Loi du bon samaritain
Formation RCR et Secourisme Côte d'Ivoire
Le Bon Samaritain : compassion et protection
Tirée de la Bible (Luc 10 :25-37), la parabole du Bon Samaritain raconte comment un voyageur laissé pour mort est secouru par un inconnu qui le soigne et veille sur lui. Au-delà de son contexte religieux, elle porte un message universel : l'obligation morale de porter secours à autrui en danger, par compassion et altruisme.
Inspirées de ce principe, de nombreuses lois dites du Bon Samaritain ont été adoptées à travers le monde pour protéger contre les poursuites ceux qui portent assistance de bonne foi en situation d'urgence. La portée exacte de cette protection varie toutefois d'une juridiction à l'autre : voici ce que prévoit la loi applicable à votre région.

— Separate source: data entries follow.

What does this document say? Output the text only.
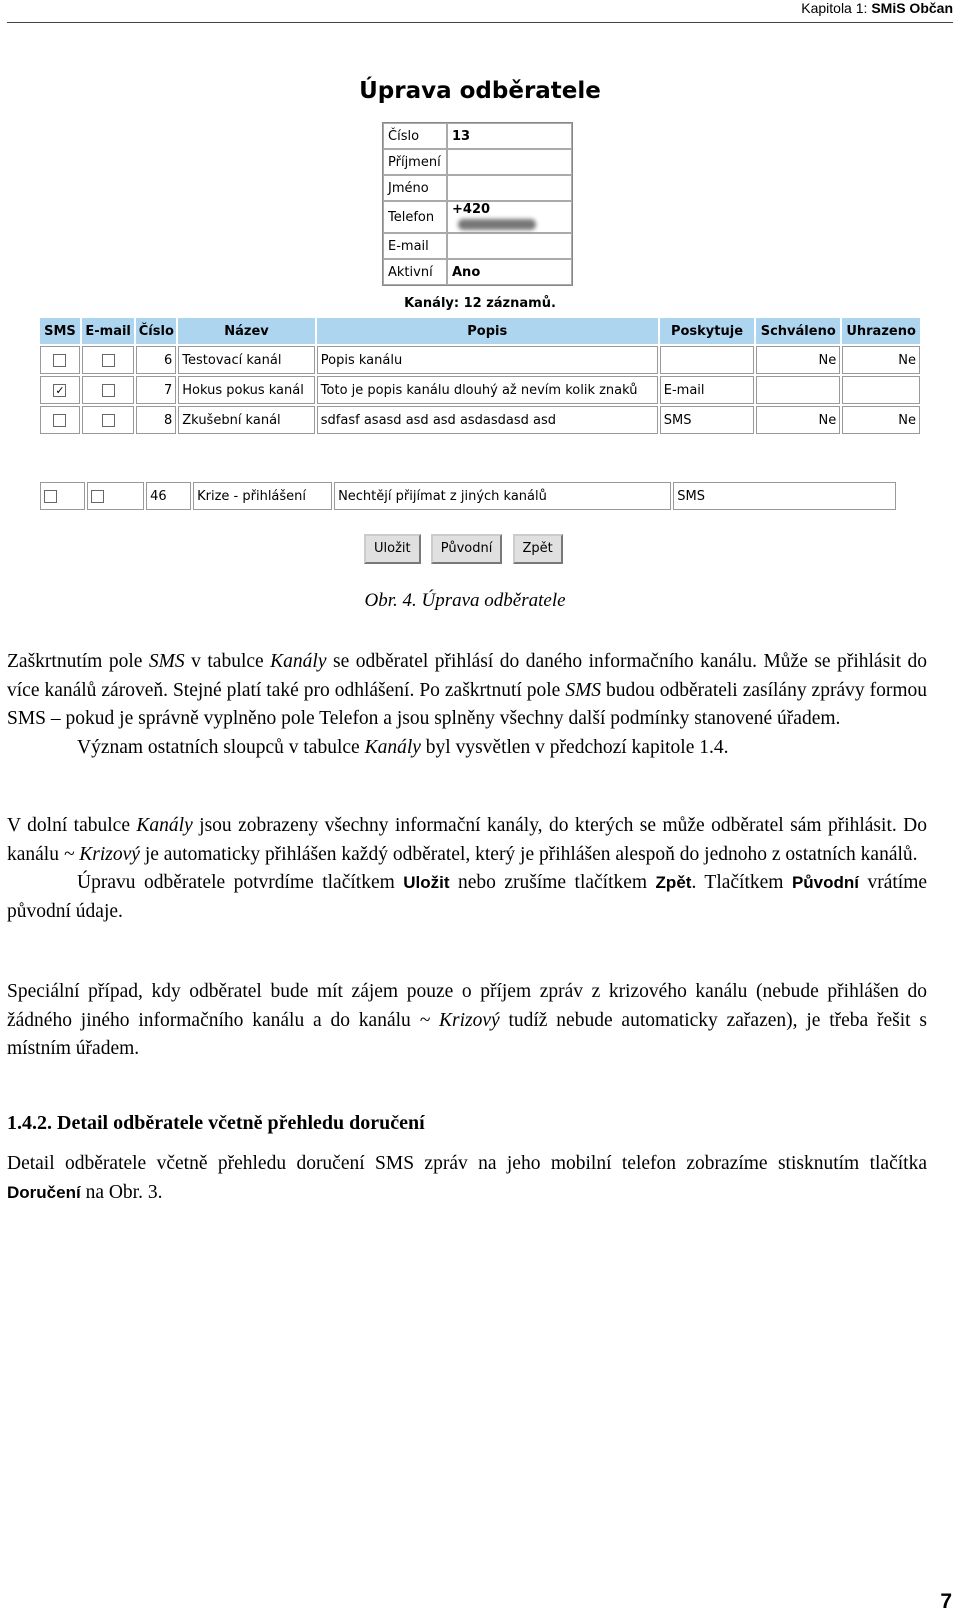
Kapitola 1: SMiS Občan
Úprava odběratele
Číslo	13
Příjmení	
Jméno	
Telefon	+420
E-mail	
Aktivní	Ano
Kanály: 12 záznamů.
SMS	E-mail	Číslo	Název	Popis	Poskytuje	Schváleno	Uhrazeno
		6	Testovací kanál	Popis kanálu		Ne	Ne
✓		7	Hokus pokus kanál	Toto je popis kanálu dlouhý až nevím kolik znaků	E-mail		
		8	Zkušební kanál	sdfasf asasd asd asd asdasdasd asd	SMS	Ne	Ne
		46	Krize - přihlášení	Nechtějí přijímat z jiných kanálů	SMS
Uložit Původní Zpět
Obr. 4. Úprava odběratele

Zaškrtnutím pole SMS v tabulce Kanály se odběratel přihlásí do daného informačního kanálu. Může se přihlásit do více kanálů zároveň. Stejné platí také pro odhlášení. Po zaškrtnutí pole SMS budou odběrateli zasílány zprávy formou SMS – pokud je správně vyplněno pole Telefon a jsou splněny všechny další podmínky stanovené úřadem.

Význam ostatních sloupců v tabulce Kanály byl vysvětlen v předchozí kapitole 1.4.

V dolní tabulce Kanály jsou zobrazeny všechny informační kanály, do kterých se může odběratel sám přihlásit. Do kanálu ~ Krizový je automaticky přihlášen každý odběratel, který je přihlášen alespoň do jednoho z ostatních kanálů.

Úpravu odběratele potvrdíme tlačítkem Uložit nebo zrušíme tlačítkem Zpět. Tlačítkem Původní vrátíme původní údaje.

Speciální případ, kdy odběratel bude mít zájem pouze o příjem zpráv z krizového kanálu (nebude přihlášen do žádného jiného informačního kanálu a do kanálu ~ Krizový tudíž nebude automaticky zařazen), je třeba řešit s místním úřadem.

1.4.2. Detail odběratele včetně přehledu doručení

Detail odběratele včetně přehledu doručení SMS zpráv na jeho mobilní telefon zobrazíme stisknutím tlačítka Doručení na Obr. 3.

7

Votre protection en vertu de la loi
En Côte d'Ivoire, le secours à autrui est une obligation légale et non une simple option morale. L'article 391 du Code pénal (Loi n° 2019-574 du 26 juin 2019) sanctionne la non-assistance à personne en péril et s'impose à toute personne, qu'elle soit professionnelle ou non. La loi punit quiconque s'abstient volontairement de porter à une personne en péril l'assistance qu'il pouvait lui prêter sans risque pour lui ni pour les tiers, par son action directe ou en provoquant les secours ; les peines sont doublées lorsqu'il existait une obligation professionnelle ou contractuelle d'agir.
Obligation de porter secours
Ce devoir a un poids réel : l'omission est passible d'un emprisonnement de trois mois à cinq ans et d'une amende de 50 000 à 500 000 francs CFA, peines portées au double en cas d'obligation professionnelle ou contractuelle. La loi ivoirienne ne cherche pas à intimider, mais à rappeler qu'aucune vie ne devrait être perdue faute d'un geste que l'on pouvait accomplir. Encore faut-il savoir comment agir : c'est là que la formation transforme le devoir en compétence.
Pourquoi la formation est essentielle
Face à un arrêt cardiaque, chaque minute sans réanimation réduit d'environ 10 % les chances de survie de la victime. En Côte d'Ivoire, où les délais d'intervention des secours varient fortement d'une région à l'autre, le premier témoin est bien plus qu'un spectateur : il est le premier maillon de la chaîne de survie. Se former à la réanimation et aux premiers secours, c'est acquérir les gestes justes et la lucidité nécessaires pour ne pas rester figé au moment le plus critique. Un citoyen formé, c'est une vie de plus qui peut être sauvée.